T-Pot Terraform

T-Pot is a multi-honeypot platform that runs on Ubuntu.

This repository contains Terraform and cloud-init configuration that will allow you to very quickly provision a T-Pot instance on Amazon EC2. This configuration can be easily extended to support other providers such as Google Compute Engine or DigitalOcean if desired.

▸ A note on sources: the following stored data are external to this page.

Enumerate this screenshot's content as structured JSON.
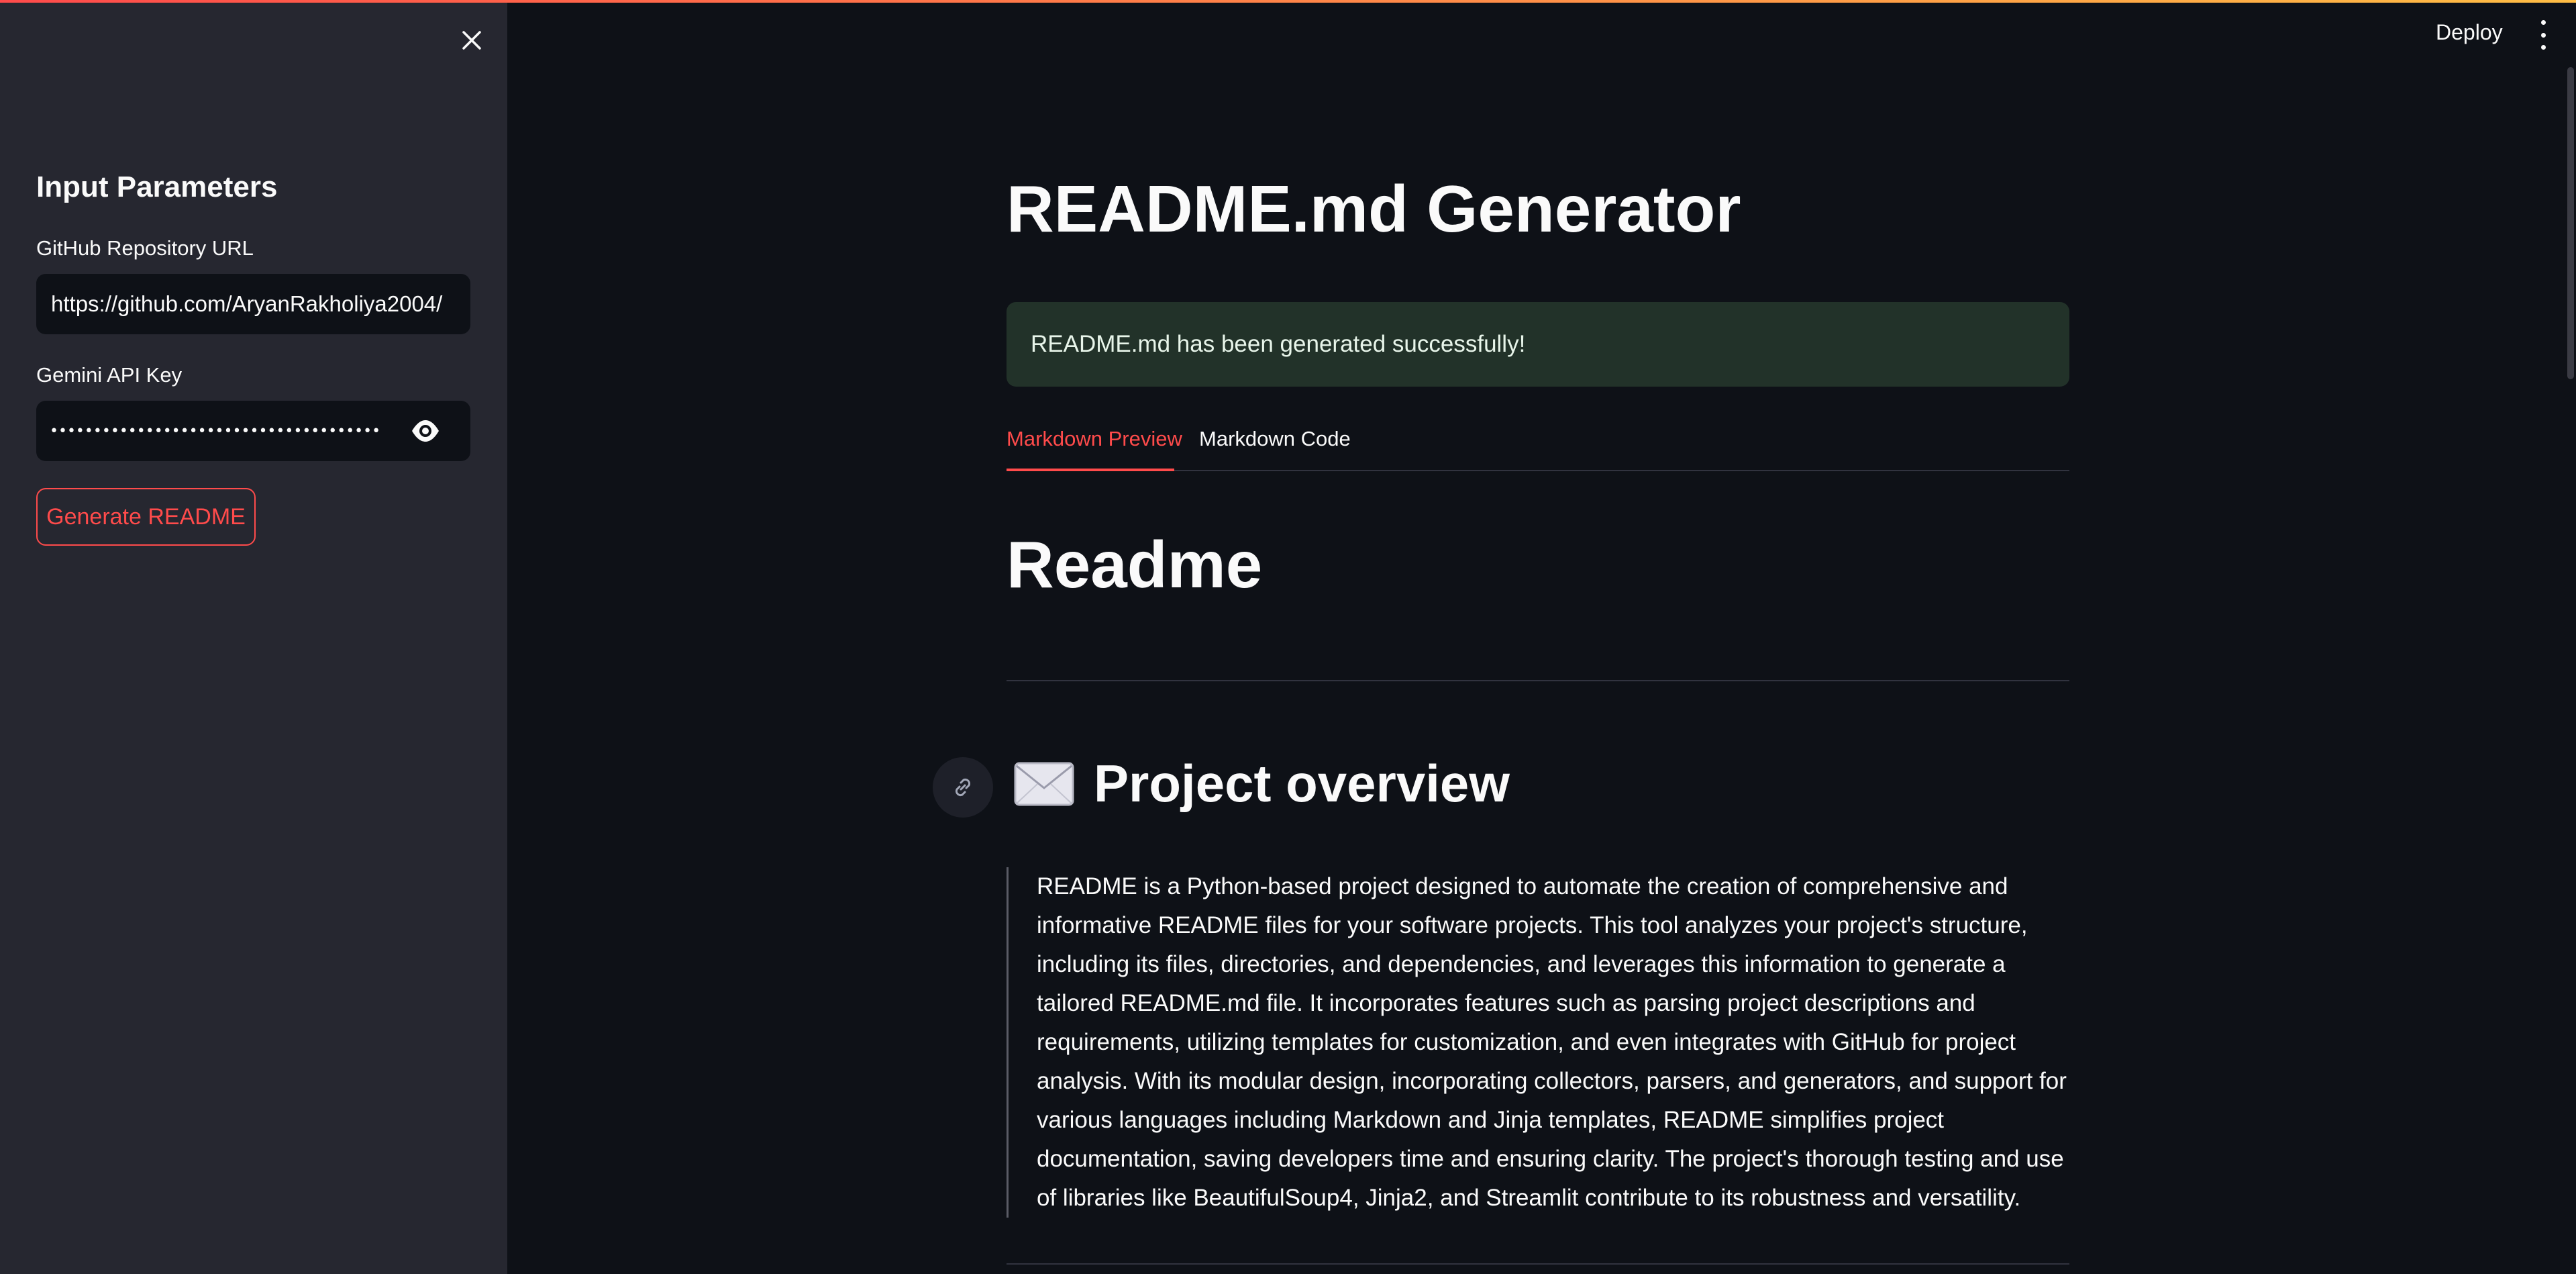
{
  "sidebar": {
    "title": "Input Parameters",
    "repo_label": "GitHub Repository URL",
    "repo_value": "https://github.com/AryanRakholiya2004/",
    "api_label": "Gemini API Key",
    "api_value_masked": "••••••••••••••••••••••••••••••••••••••",
    "generate_label": "Generate README"
  },
  "header": {
    "deploy_label": "Deploy"
  },
  "main": {
    "title": "README.md Generator",
    "success_message": "README.md has been generated successfully!",
    "tabs": [
      {
        "label": "Markdown Preview",
        "active": true
      },
      {
        "label": "Markdown Code",
        "active": false
      }
    ],
    "preview": {
      "heading": "Readme",
      "section_title": "Project overview",
      "section_icon": "envelope-icon",
      "paragraph": "README is a Python-based project designed to automate the creation of comprehensive and informative README files for your software projects. This tool analyzes your project's structure, including its files, directories, and dependencies, and leverages this information to generate a tailored README.md file. It incorporates features such as parsing project descriptions and requirements, utilizing templates for customization, and even integrates with GitHub for project analysis. With its modular design, incorporating collectors, parsers, and generators, and support for various languages including Markdown and Jinja templates, README simplifies project documentation, saving developers time and ensuring clarity. The project's thorough testing and use of libraries like BeautifulSoup4, Jinja2, and Streamlit contribute to its robustness and versatility."
    }
  },
  "colors": {
    "accent": "#ff4b4b",
    "background": "#0e1117",
    "sidebar": "#262730",
    "success_bg": "#223229"
  }
}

Credit: Deploying a Honeypot on AWS by Steve Gathof for the manual write up.

What is T-Pot?

T-Pot is a multi-honeypot platform that runs on Ubuntu and includes dockerized versions of the following honeypots:

• ciscoasa
• conpot
• cowrie
• dionaea
• elasticpot
• glastopf
• glutton
• heralding
• honeytrap
• mailoney
• medpot
• rdpy
• snare
• tanner

Required Configuration Changes

Terraform Variables

In ec2/variables.tf, change the following variables to correspond to your existing EC2 infrastructure:

• admin_ip - source IP address(es) that you will use to administer the system. Connections to ports 64294, 64295 and 64297 will be allowed from this IP only. Multiple IPs or CIDR blocks can be specified in the format: ["127.0.0.1/32", "192.168.0.0/24"]
• ec2_vpc_id
• ec2_subnet_id
• ec2_region

Admin Credentials

In tpot.conf, change the following variables:

myCONF_WEB_USER='webuser'
myCONF_WEB_PW='w3b$ecret'

This will be used to configure credentials for the T-Pot Kibana interface. Refer to Options for more information.

Initialising

The terraform init command is used to initialize a working directory containing Terraform configuration files.

$ cd ec2
$ terraform init

Initializing provider plugins...
- Checking for available provider plugins on https://releases.hashicorp.com...
- Downloading plugin for provider "aws" (1.26.0)...

The following providers do not have any version constraints in configuration,
so the latest version was installed.

To prevent automatic upgrades to new major versions that may contain breaking
changes, it is recommended to add version = "..." constraints to the
corresponding provider blocks in configuration, with the constraint strings
suggested below.

* provider.aws: version = "~> 1.26"

Terraform has been successfully initialized!

You may now begin working with Terraform. Try running "terraform plan" to see
any changes that are required for your infrastructure. All Terraform commands
should now work.

If you ever set or change modules or backend configuration for Terraform,
rerun this command to reinitialize your working directory. If you forget, other
commands will detect it and remind you to do so if necessary.

Applying the Configuration

The terraform apply command is used to apply the changes required to reach the desired state of the configuration, or the pre-determined set of actions generated by a terraform plan execution plan.

$ terraform apply

An execution plan has been generated and is shown below.
Resource actions are indicated with the following symbols:
  + create

Terraform will perform the following actions:

  + aws_instance.tpot
      ...
      ...

  + aws_security_group.tpot
      ...
      ...

Plan: 2 to add, 0 to change, 0 to destroy.

Do you want to perform these actions?
  Terraform will perform the actions described above.
  Only 'yes' will be accepted to approve.

  Enter a value:

This will perform the following actions:

1. Create EC2 security group
2. Start an Ubuntu instance
3. Update all packages and reboot if necessary
4. Install T-Pot and required dependencies
5. Reboot

Connecting to the Instance

SSH

Prior to the final reboot, you will temporarily be able to SSH to port 22 as per standard. Following the reboot, port 22 is used for the honeypot. The real SSH server is listening on port 64295

Browser

https://www.example.com:64297/

Replace with the FQDN of your EC2 instance. Refer to the T-POT documentation for further details.